When thinking about the Sahara do you picture a green landscape, lush with vegetation and teeming with life? Of course not! Because today the Sahara is a desert, dry and arid: a harsh and unforgiving landscape.
The ecoregion is the worlds largest hot desert, stretching across North Africa, from the Red Sea to the Atlantic ocean. Geoarcheological research by Dr. David Wright of Seoul National University has found that human driven ecological and climatic changes, brought about through the advent of agriculture, are the principle cause of the shift from the lush green landscape it once was into the ecoregion we know today.

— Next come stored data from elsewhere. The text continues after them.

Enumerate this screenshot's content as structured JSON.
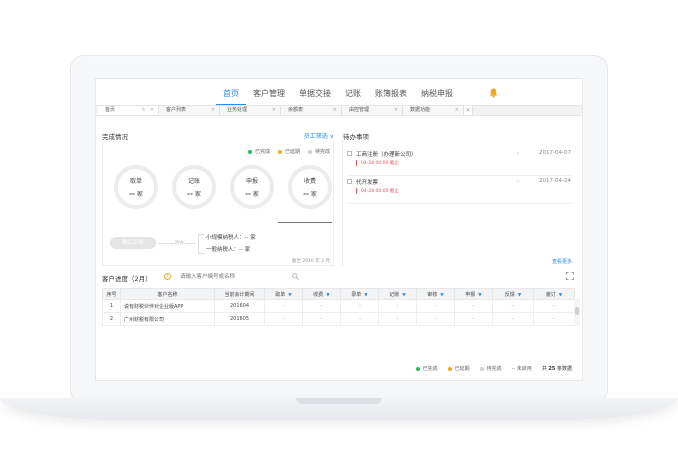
{
  "nav": {
    "items": [
      {
        "label": "首页",
        "active": true
      },
      {
        "label": "客户管理",
        "active": false
      },
      {
        "label": "单据交接",
        "active": false
      },
      {
        "label": "记账",
        "active": false
      },
      {
        "label": "账簿报表",
        "active": false
      },
      {
        "label": "纳税申报",
        "active": false
      }
    ],
    "bell_icon": "bell-icon"
  },
  "tabs": [
    {
      "label": "首页",
      "active": true
    },
    {
      "label": "客户列表",
      "active": false
    },
    {
      "label": "业务处理",
      "active": false
    },
    {
      "label": "余额表",
      "active": false
    },
    {
      "label": "由控管理",
      "active": false
    },
    {
      "label": "数据功能",
      "active": false
    }
  ],
  "overview": {
    "title": "完成情况",
    "staff_filter": "员工筛选 ∨",
    "legend": [
      {
        "label": "已完成",
        "color": "#2bbb5c"
      },
      {
        "label": "已延期",
        "color": "#f5a623"
      },
      {
        "label": "待完成",
        "color": "#cfcfcf"
      }
    ],
    "rings": [
      {
        "label": "取单",
        "value": "--",
        "unit": "家"
      },
      {
        "label": "记账",
        "value": "--",
        "unit": "家"
      },
      {
        "label": "申报",
        "value": "--",
        "unit": "家"
      },
      {
        "label": "收费",
        "value": "--",
        "unit": "家"
      }
    ],
    "start_button": "做完出账",
    "connector_label": "待办",
    "small_taxpayer": "小规模纳税人：-- 家",
    "general_taxpayer": "一般纳税人：-- 家",
    "as_of": "截至 2016 年 2 月"
  },
  "todo": {
    "title": "待办事项",
    "items": [
      {
        "name": "工商注册（办理新公司）",
        "date": "2017-04-07",
        "deadline": "04-28 00:00 截止"
      },
      {
        "name": "代开发票",
        "date": "2017-04-24",
        "deadline": "04-28 00:00 截止"
      }
    ],
    "view_more": "查看更多"
  },
  "progress": {
    "title": "客户进度（2月）",
    "search_placeholder": "请输入客户编号或名称",
    "columns": [
      "序号",
      "客户名称",
      "当前会计期间",
      "取单",
      "收费",
      "录单",
      "记账",
      "审核",
      "申报",
      "反馈",
      "装订"
    ],
    "rows": [
      {
        "no": "1",
        "name": "说有财税伙伴对企业版APP",
        "period": "201604",
        "cells": [
          "--",
          "--",
          "--",
          "--",
          "--",
          "--",
          "--",
          "--"
        ]
      },
      {
        "no": "2",
        "name": "广州财税有限公司",
        "period": "201605",
        "cells": [
          "--",
          "--",
          "--",
          "--",
          "--",
          "--",
          "--",
          "--"
        ]
      }
    ],
    "legend": [
      {
        "label": "已完成",
        "color": "#2bbb5c"
      },
      {
        "label": "已延期",
        "color": "#f5a623"
      },
      {
        "label": "待完成",
        "color": "#cfcfcf"
      },
      {
        "label": "-- 未启用",
        "color": ""
      }
    ],
    "total_prefix": "共",
    "total_count": "25",
    "total_suffix": "条数据"
  }
}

His research has found that, as vegetation removal increased to introduce domesticated livestock, the amount of sunlight reflected off the earths surface increased, causing shifts in atmospheric conditions that resulted in reduced monsoon rainfall. This then lead to escalating vegetation loss and desertifiction, creating a feedback loop that spread across the ecoregion.
Agriculture owes its roots in shift from hunt-gatherer polycultures into the monoculture of civilisation at approximately 10,000 BC- the cradle of civilisation being the fertile crescent, which spanned from the Persian Gulf to Upper Egypt. Urbanisation and the advent of cities are other defining features of civilisation, whose origins for contemporary global civilisation are found in the fertile crescent.
When discussing the introduction of agriculture by Euroamericans in the Americas, Dr. David Wright states – “(m)ore analogous to the African context, the introduction of domesticated livestock by Euroamericans into semi-arid and arid regions of the Americas profoundly altered the ecosystem, inducing regime shifts in many regions. Grazing and browsing ungulates evolved in the Americas during the Cenozoic and were a critical component of the ecological matrix (Grayson, 2011; Woodburne, 2012). Prior to Euroamerican settlement, vast prairie grasslands spanned the interior upland regions of both North and South America. However, with the exception of Highland South America, there were no domesticated grazers present before the arrival of European settlers. Cattle (Bos taurus) introduced a new pressure to the landscape that spatially and temporally correlates to a regime shift from grassland to scrubland (Van Auken, 2000).”
Dr. Wright’s research displays how, as well as being an immediately destructive process through the loss in vegetation, agriculture creates conditions for escalating feedback loops, with increasingly worsening results. And with the contemporary food crisis bringing about a global land grab for domestic consumption, changes in climate and soil destruction is worsening too. In Britain, soil degradation through intensive farming has gotten us to the point where we have about 100 harvests left, at current rates of consumption.
Extensive damming and draining projects are now worsening the ecological conditions of the area that once was the fertile crescent, with no efforts by the governments to reduce or reverse the damage. And given that 15% of the worlds human populations currently live in deserts, the importance of Wright’s findings are apparent because, as he states “the implications for how we change ecological systems have a direct impact on whether humans will be able to survive indefinitely in arid environments.”